Friendship is a relationship of mutual affection between people. It is a stronger form of interpersonal bond than an association. — Wikipedia
Roughly Ten Years Ago
Futuristic friendship comes from the web now.
Not so long ago, we would meet our new friends on the school ground. We would meet some at our work or bookstore, at a coffee shop, and it would be something physical. Now, it changed. Something in us shifted. It’s like reversing, and we must adapt to new types of friendships…or maybe that’s just me?
For introverts, the introduction to chats on the Internet or forums made it easier to express themselves. Don’t get me wrong. I’m one of those! I am not comfortable speaking to people or elaborating vocally on subjects. Social gatherings for me are of minimal importance.
Introverts Are Coming Out
I view social interactions as a handicap and futile. I fill out my social obligations and then retreat. It takes me up to a week to recover from social events. They are quite draining for me.

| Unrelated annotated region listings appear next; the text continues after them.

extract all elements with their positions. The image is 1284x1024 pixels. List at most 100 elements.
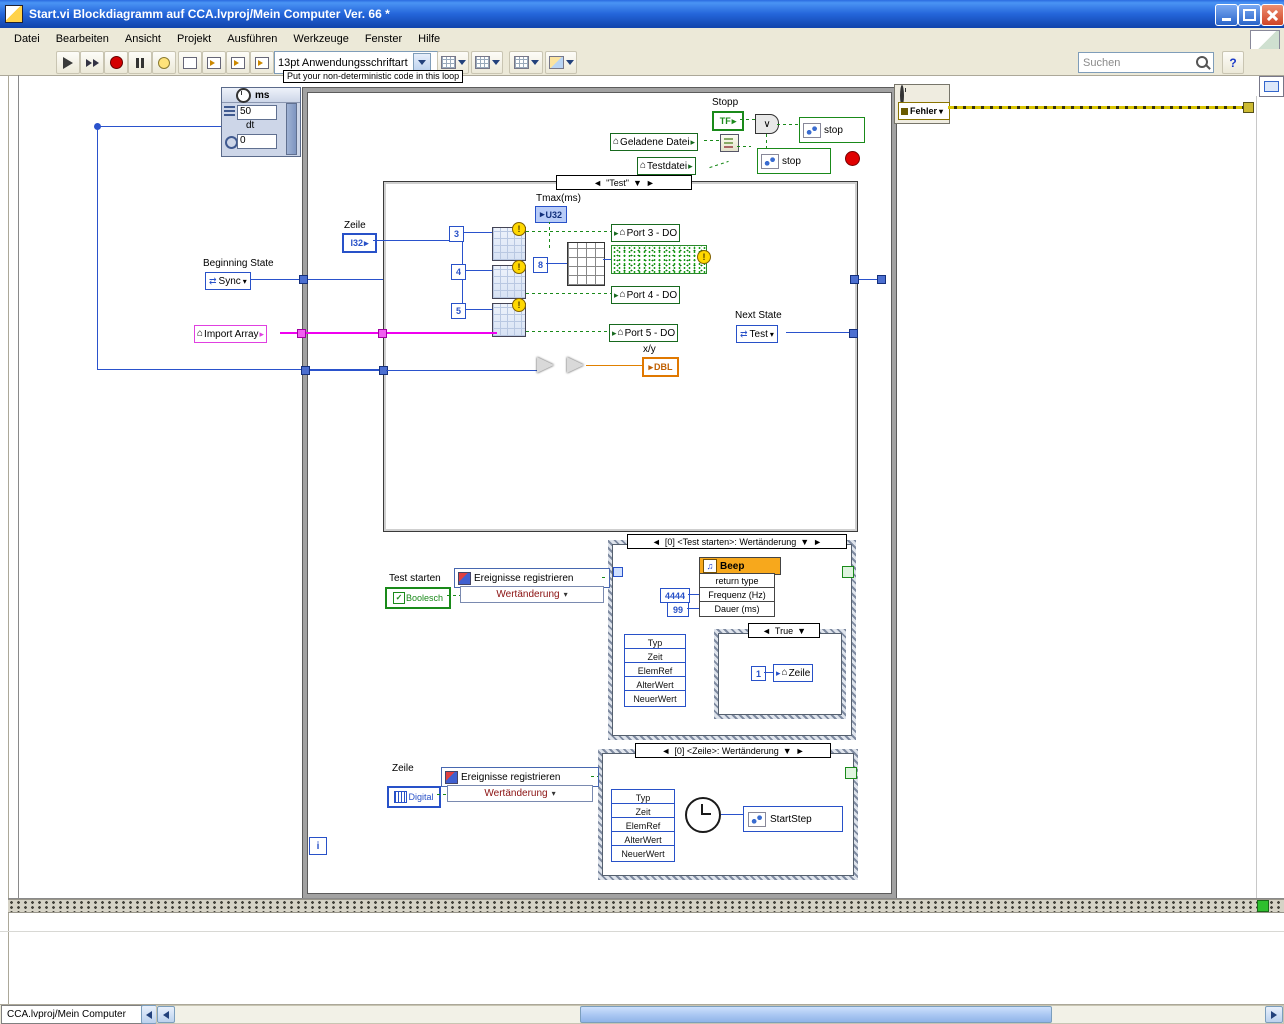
distribute-objects-button[interactable]: [471, 51, 503, 74]
step-out-button[interactable]: [250, 51, 274, 74]
event-prev-icon[interactable]: ◄: [661, 746, 670, 756]
reorder-button[interactable]: [545, 51, 577, 74]
constant-8[interactable]: 8: [533, 257, 548, 273]
case-dropdown-icon[interactable]: ▼: [633, 178, 642, 188]
menu-projekt[interactable]: Projekt: [169, 30, 219, 48]
iteration-terminal[interactable]: i: [309, 837, 327, 855]
fehler-node[interactable]: Fehler ▾: [894, 84, 950, 124]
case-prev-icon[interactable]: ◄: [593, 178, 602, 188]
pause-button[interactable]: [128, 51, 152, 74]
loop-comment[interactable]: Put your non-deterministic code in this …: [283, 70, 464, 83]
or-function[interactable]: ∨: [755, 114, 779, 134]
diagram-h-scrollbar[interactable]: [8, 899, 1284, 913]
port5-ref[interactable]: ▸ ⌂ Port 5 - DO: [609, 324, 679, 342]
startstep-invoke-node[interactable]: StartStep: [743, 806, 843, 832]
case-next-icon[interactable]: ►: [646, 178, 655, 188]
test-starten-terminal[interactable]: ✓ Boolesch: [385, 587, 451, 609]
stop-property-node-2[interactable]: stop: [757, 148, 831, 174]
menu-fenster[interactable]: Fenster: [357, 30, 410, 48]
beep-dauer-label[interactable]: Dauer (ms): [699, 601, 775, 617]
build-array-node[interactable]: [567, 242, 605, 286]
menu-datei[interactable]: Datei: [6, 30, 48, 48]
dauer-constant[interactable]: 99: [667, 602, 689, 617]
step-into-button[interactable]: [202, 51, 226, 74]
zeile-in-terminal[interactable]: I32 ▸: [342, 233, 377, 253]
step-over-button[interactable]: [226, 51, 250, 74]
tmax-terminal[interactable]: ▸ U32: [535, 206, 567, 223]
divide-function[interactable]: [537, 357, 554, 373]
run-button[interactable]: [56, 51, 80, 74]
event-next-icon[interactable]: ►: [796, 746, 805, 756]
beginning-state-enum[interactable]: ⇄ Sync ▾: [205, 272, 251, 290]
register-events-node-2[interactable]: Ereignisse registrieren: [441, 767, 599, 787]
digital-waveform-constant[interactable]: [611, 245, 707, 274]
minimize-button[interactable]: [1215, 4, 1238, 26]
retain-wire-values-button[interactable]: [178, 51, 202, 74]
wait-scrollbar[interactable]: [286, 103, 297, 155]
geladene-datei-ref[interactable]: ⌂ Geladene Datei ▸: [610, 133, 699, 151]
register-events-node-1[interactable]: Ereignisse registrieren: [454, 568, 610, 588]
stopp-terminal[interactable]: TF ▸: [712, 111, 744, 131]
menu-hilfe[interactable]: Hilfe: [410, 30, 448, 48]
close-button[interactable]: [1261, 4, 1284, 26]
h-scrollbar-thumb[interactable]: [580, 1006, 1052, 1023]
wait-value-field[interactable]: 50: [237, 105, 277, 120]
project-tab[interactable]: CCA.lvproj/Mein Computer: [1, 1005, 151, 1024]
register2-event-row[interactable]: Wertänderung ▾: [447, 785, 593, 802]
case-selector[interactable]: ◄ "Test" ▼ ►: [556, 175, 692, 190]
tab-scroll-left-button[interactable]: [141, 1005, 157, 1024]
event1-selector[interactable]: ◄ [0] <Test starten>: Wertänderung ▼ ►: [627, 534, 847, 549]
case-prev-icon[interactable]: ◄: [762, 626, 771, 636]
event2-selector[interactable]: ◄ [0] <Zeile>: Wertänderung ▼ ►: [635, 743, 831, 758]
testdatei-ref[interactable]: ⌂ Testdatei ▸: [637, 157, 696, 175]
event2-dynamic-terminal[interactable]: [845, 767, 857, 779]
scroll-right-button[interactable]: [1265, 1006, 1283, 1023]
abort-button[interactable]: [104, 51, 128, 74]
event1-dynamic-terminal[interactable]: [842, 566, 854, 578]
scroll-left-button[interactable]: [157, 1006, 175, 1023]
zeile-terminal[interactable]: Digital: [387, 786, 441, 808]
event1-timeout-terminal[interactable]: [613, 567, 623, 577]
true-case-selector[interactable]: ◄ True ▼: [748, 623, 820, 638]
event2-field-neuerwert[interactable]: NeuerWert: [611, 845, 675, 862]
case-dropdown-icon[interactable]: ▼: [797, 626, 806, 636]
search-input[interactable]: [1078, 52, 1214, 73]
register1-event-row[interactable]: Wertänderung ▾: [460, 586, 604, 603]
title-bar[interactable]: Start.vi Blockdiagramm auf CCA.lvproj/Me…: [0, 0, 1284, 28]
wire-dauer: [687, 608, 699, 609]
dbl-indicator[interactable]: ▸ DBL: [642, 357, 679, 377]
zeile-local-variable[interactable]: ▸ ⌂ Zeile: [773, 664, 814, 682]
next-state-enum[interactable]: ⇄ Test ▾: [736, 325, 778, 343]
event1-field-neuerwert[interactable]: NeuerWert: [624, 690, 686, 707]
constant-3[interactable]: 3: [449, 226, 464, 242]
menu-ansicht[interactable]: Ansicht: [117, 30, 169, 48]
stop-property-node-1[interactable]: stop: [799, 117, 865, 143]
event-next-icon[interactable]: ►: [813, 537, 822, 547]
wait-dt-field[interactable]: 0: [237, 134, 277, 149]
event-dropdown-icon[interactable]: ▼: [800, 537, 809, 547]
help-button[interactable]: ?: [1222, 51, 1244, 74]
highlight-execution-button[interactable]: [152, 51, 176, 74]
wait-ms-vi[interactable]: ms 50 dt 0: [221, 87, 301, 157]
constant-5[interactable]: 5: [451, 303, 466, 319]
round-led-constant[interactable]: [845, 151, 860, 166]
close-file-icon[interactable]: [720, 134, 739, 152]
event-dropdown-icon[interactable]: ▼: [783, 746, 792, 756]
restore-button[interactable]: [1238, 4, 1261, 26]
menu-ausfuehren[interactable]: Ausführen: [219, 30, 285, 48]
conversion-function[interactable]: [567, 357, 584, 373]
run-continuous-button[interactable]: [80, 51, 104, 74]
import-array-ref[interactable]: ⌂ Import Array ▸: [194, 325, 268, 343]
search-icon[interactable]: [1196, 56, 1208, 68]
clock-icon[interactable]: [685, 797, 721, 833]
constant-4[interactable]: 4: [451, 264, 466, 280]
port4-ref[interactable]: ▸ ⌂ Port 4 - DO: [611, 286, 681, 304]
event-prev-icon[interactable]: ◄: [652, 537, 661, 547]
resize-objects-button[interactable]: [509, 51, 543, 74]
navigation-window-button[interactable]: [1259, 76, 1284, 97]
menu-werkzeuge[interactable]: Werkzeuge: [285, 30, 356, 48]
port3-ref[interactable]: ▸ ⌂ Port 3 - DO: [611, 224, 681, 242]
freq-constant[interactable]: 4444: [660, 588, 690, 603]
menu-bearbeiten[interactable]: Bearbeiten: [48, 30, 117, 48]
constant-1[interactable]: 1: [751, 666, 766, 681]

When chats came to existence, people like me, were able to find each other and exchange in a manner that we found acceptable. It was a real opportunity. It took off the social anxiety and replaced it with the comfort of our home.
Today, what was once a haven for the introverts, is turning into a place where meeting people of many masks conventional.
My mother taught me to play nice with others. Sometimes I wonder if she would have reinforced that “rule” if she met two friends I had. Let’s call them X and Y. They are kind people, don’t get me wrong, but work and friends don’t mix well.
The new era of online friending became harder to handle as social media grew. Now, it takes a higher percentage of our lives every second that passes. We are continually trying to keep up with the new demands. Facebook alone acquired MSN and created Messenger. While it does have its positive points, common sense becomes a necessity.
Introverts who felt safe, now are finding it harder to judge people: are they a good match to my personality or not? Harder to see when faceless. Who can see who is playing and who isn’t? Four years ago, I met a client who became a friend, who presented me with her relative, who presented me to another friend.
One of them is now one of my closest friends. I can tell him anything, share anything, I know he would take it to his grave. He is one of my greatest inspiration and a faithful friend. He is unique, and his way, wise. He was present at my wedding, and I wouldn’t change him for the world. He often put me back together after a fight with X and Y.
Keyboard and Mouse
Online friendships are just as valid as those people have in the physical world. The words touch us, create bonds beyond physical touch, makes us laugh and cry. There is no difference at the exception that thirty years ago, I wouldn’t have had friends in the USA or Europe. Now, I do.
It is a beautiful thing to break down the walls and has no more obstacle to uniting people. However, the hurt it can bring when those friendship end, are no less painful than those you can touch.
Chatting, video chats, and visits are three steps to complete the circle of creating a strong online friendship. They are steps that open your heart more to the experience. You worked for that friendship harder than most. The fall is therefore from higher as well.
Cybernetic Break Up
The hurt when X and Y decided that the work I’ve done for them wasn’t worth the money despite them agreeing to it, had me worried. For over four years, I was present for them and helped them build their website, platform, and videos.
I taught them techie routines they’d need to know to become an online presence in fantasy. They commissioned me over again, and that should’ve been enough to prove to them I was an excellent online freelancer.
X and Y thought otherwise. X and Y didn’t understand that website building is not a fixed priced but an hourly rate. So, the battle started roughly a month ago with keyboards and a mouse. An online friendship that ended in the vast online universe that is the Internet.
The Aftermath of an Introvert
Online friendships are no different than regular ones. Once we used letters, then phones, now texts and chats. Once we used a home camera with VHS to tape gatherings, now we either use video chat or phones. The intentions and personality of people remain the same.
The bottom line is, for the introvert that I am, the only way I found to explain my friendship with X and Y is this: Like an android, i.e., an artificial intelligent computerized machine, I’m used to people being part of my external day-to-day routine.
I grow accustomed to the presence of certain people, whether they are good or bad. I have specific external interactions with people, and it’s harder for me to integrate a new algorithm and delete the presence I am accustomed to without disturbing my current operating system.
Error! Corrupted Friendship File
Some advice that I received was wise. Other online friends say I should see it as an upgrade on my operating system. It takes time to adjust to the new routine. I believe it to be true.
Online or in the real world, friendship is something to be cautious about so that we don’t end up with broken trust. Online or not, emotions are part of being human, harder to control, and harder to upgrade.